Introduction
Dynamo is an inference serving framework built for datacenter-scale deployments. It provides a Rust-based routing engine that sits in front of model backends like vLLM, SGLang, and TensorRT-LLM, handling request distribution, KV-cache-aware scheduling, and disaggregated prefill/decode execution.
What Dynamo Does
- Routes inference requests across a fleet of GPU workers with intelligent load balancing
- Supports disaggregated serving where prefill and decode phases run on separate hardware
- Integrates with vLLM, SGLang, and TensorRT-LLM as pluggable backends
- Provides KV-cache-aware scheduling to minimize redundant computation
- Scales from single-node development to multi-node Kubernetes clusters
Architecture Overview
Dynamo consists of a Rust routing engine, a Python control plane, and backend adapters. The router receives incoming requests and dispatches them based on model placement, GPU utilization, and KV-cache locality. In disaggregated mode, prefill requests are sent to high-throughput nodes while decode requests go to latency-optimized nodes. A NATS-based message bus coordinates state between components.
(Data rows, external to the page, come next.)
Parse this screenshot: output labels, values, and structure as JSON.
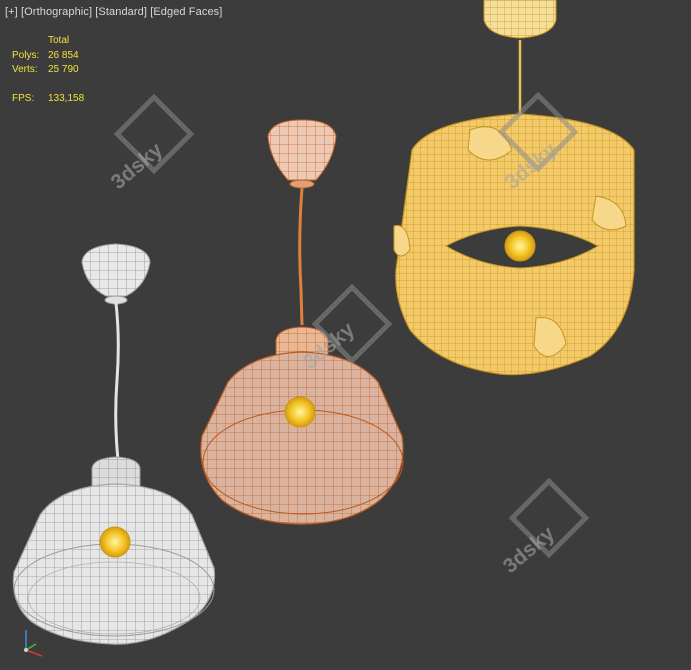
{
  "viewport": {
    "label_plus": "[+]",
    "label_view": "[Orthographic]",
    "label_shading": "[Standard]",
    "label_mode": "[Edged Faces]"
  },
  "stats": {
    "header": "Total",
    "polys_label": "Polys:",
    "polys_value": "26 854",
    "verts_label": "Verts:",
    "verts_value": "25 790",
    "fps_label": "FPS:",
    "fps_value": "133,158"
  },
  "watermarks": [
    "3dsky",
    "3dsky",
    "3dsky",
    "3dsky"
  ],
  "colors": {
    "background": "#3c3c3c",
    "stats_text": "#f2e23a",
    "white_wire": "#dcdcdc",
    "orange_wire": "#e0803c",
    "yellow_wire": "#f1c24a",
    "bulb": "#f7d23a"
  },
  "gizmo_icon": "axis-gizmo-icon"
}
Self-Hosting & Configuration
- Install via pip for single-node setups or Helm charts for Kubernetes
- Configure model placement and routing policies via YAML files
- Backend selection (vLLM, SGLang, TensorRT-LLM) is specified per model
- Metrics are exposed in Prometheus format for monitoring
- Supports both HTTP and gRPC APIs for client connections
Key Features
- Disaggregated serving splits prefill and decode across hardware tiers
- KV-cache-aware routing reduces redundant computation for similar prompts
- Rust routing engine handles thousands of concurrent requests with low latency
- Pluggable backend architecture supports multiple inference engines
- Kubernetes-native deployment with auto-scaling support
Comparison with Similar Tools
- vLLM — high-throughput inference engine; Dynamo adds fleet-level routing and disaggregated serving on top
- TGI — Hugging Face serving; Dynamo supports multiple backends and datacenter-scale orchestration
- Ray Serve — general-purpose serving; Dynamo is specialized for LLM inference patterns
- Triton Inference Server — NVIDIA multi-framework server; Dynamo adds LLM-specific optimizations like KV-cache routing
- KServe — Kubernetes ML serving; Dynamo provides deeper LLM-aware scheduling
FAQ
Q: Do I need Kubernetes to run Dynamo? A: No. Single-node mode works with just pip install. Kubernetes is needed for multi-node deployments.
Q: Which GPU types are supported? A: Any GPU supported by the underlying backend (vLLM, SGLang, TensorRT-LLM), including NVIDIA A100, H100, and consumer GPUs.
Q: What is disaggregated serving? A: It separates the prefill phase (processing the input prompt) from the decode phase (generating tokens), allowing each to run on hardware optimized for its workload.
Q: Is Dynamo open source? A: Yes. It is released under the Apache 2.0 license.